- Fusion power has the potential to provide unlimited clean energy.
- So what’s taking so long?
The Solution to Our Energy Problems?
Fusion energy is an energy source that sounds almost too good to be true: unlimited energy that could be powered by the likes of seawater, with no expense to the environment. Maybe that’s why it’s been in development since the Cold War, and still looks a long way off.
So what is nuclear fusion? Essentially, it is the process that happens at the core of stars like our Sun. In fusion, two hydrogen isotopes are fused together, creating helium and a whole lot of energy.
But unlike other sources of energy, it has few real drawbacks. The only waste from successful fusion is helium, the second most abundant element in the Universe. You’d only need something with plenty of hydrogen (like water) for fuel. It’s not a barely-contained bomb, so a plant failure wouldn’t lead to a meltdown.

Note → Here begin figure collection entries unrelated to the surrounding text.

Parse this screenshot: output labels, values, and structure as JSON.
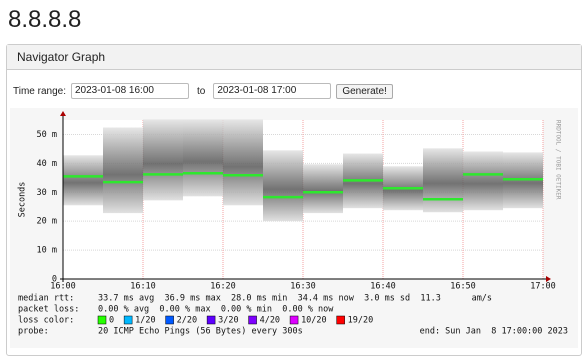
{
  "page_title": "8.8.8.8",
  "panel": {
    "header": "Navigator Graph"
  },
  "form": {
    "time_range_label": "Time range:",
    "start": "2023-01-08 16:00",
    "to_label": "to",
    "end": "2023-01-08 17:00",
    "button": "Generate!"
  },
  "chart_data": {
    "type": "smoke",
    "ylabel": "Seconds",
    "side_note": "RRDTOOL / TOBI OETIKER",
    "x": [
      "16:00",
      "16:05",
      "16:10",
      "16:15",
      "16:20",
      "16:25",
      "16:30",
      "16:35",
      "16:40",
      "16:45",
      "16:50",
      "16:55"
    ],
    "xlim": [
      "16:00",
      "17:00"
    ],
    "xticks": [
      "16:00",
      "16:10",
      "16:20",
      "16:30",
      "16:40",
      "16:50",
      "17:00"
    ],
    "ylim": [
      0,
      0.055
    ],
    "yticks": [
      0,
      {
        "value": 0.01,
        "label": "10 m"
      },
      {
        "value": 0.02,
        "label": "20 m"
      },
      {
        "value": 0.03,
        "label": "30 m"
      },
      {
        "value": 0.04,
        "label": "40 m"
      },
      {
        "value": 0.05,
        "label": "50 m"
      }
    ],
    "grid": true,
    "series": [
      {
        "name": "median",
        "color": "#2ee82e",
        "values": [
          0.0355,
          0.0335,
          0.0362,
          0.0366,
          0.0359,
          0.0283,
          0.03,
          0.0341,
          0.0314,
          0.0276,
          0.0362,
          0.0345
        ]
      },
      {
        "name": "min",
        "color": "#bdbdbd",
        "values": [
          0.0255,
          0.0228,
          0.0272,
          0.0286,
          0.0255,
          0.02,
          0.0228,
          0.0245,
          0.0238,
          0.0231,
          0.0238,
          0.0245
        ]
      },
      {
        "name": "max",
        "color": "#bdbdbd",
        "values": [
          0.0428,
          0.0524,
          0.0552,
          0.0552,
          0.0552,
          0.0445,
          0.0397,
          0.0434,
          0.039,
          0.0452,
          0.0441,
          0.0438
        ]
      }
    ],
    "stats": [
      {
        "label": "median rtt:",
        "text": "33.7 ms avg  36.9 ms max  28.0 ms min  34.4 ms now  3.0 ms sd  11.3      am/s"
      },
      {
        "label": "packet loss:",
        "text": "0.00 % avg  0.00 % max  0.00 % min  0.00 % now"
      }
    ],
    "loss_label": "loss color:",
    "loss_colors": [
      {
        "name": "0",
        "color": "#26ff00"
      },
      {
        "name": "1/20",
        "color": "#00b8ff"
      },
      {
        "name": "2/20",
        "color": "#0059ff"
      },
      {
        "name": "3/20",
        "color": "#5e00ff"
      },
      {
        "name": "4/20",
        "color": "#7e00ff"
      },
      {
        "name": "10/20",
        "color": "#dd00ff"
      },
      {
        "name": "19/20",
        "color": "#ff0000"
      }
    ],
    "probe_label": "probe:",
    "probe": "20 ICMP Echo Pings (56 Bytes) every 300s",
    "end": "end: Sun Jan  8 17:00:00 2023"
  }
}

So why don’t we have fusion power plants yet? We’ll, we haven’t made fusion that completely works yet. The fusion experiments we have now, in any form, draw in more energy than they give off, making them commercially nonviable.
Even if we’ve been working on this since the 50s, we still have no definite date on when we will have viable fusion. All the resources we’ve put into fusion only lead to more obstacles and question. But when the goal is unlimited, clean, and safe energy, isn’t that worth the effort?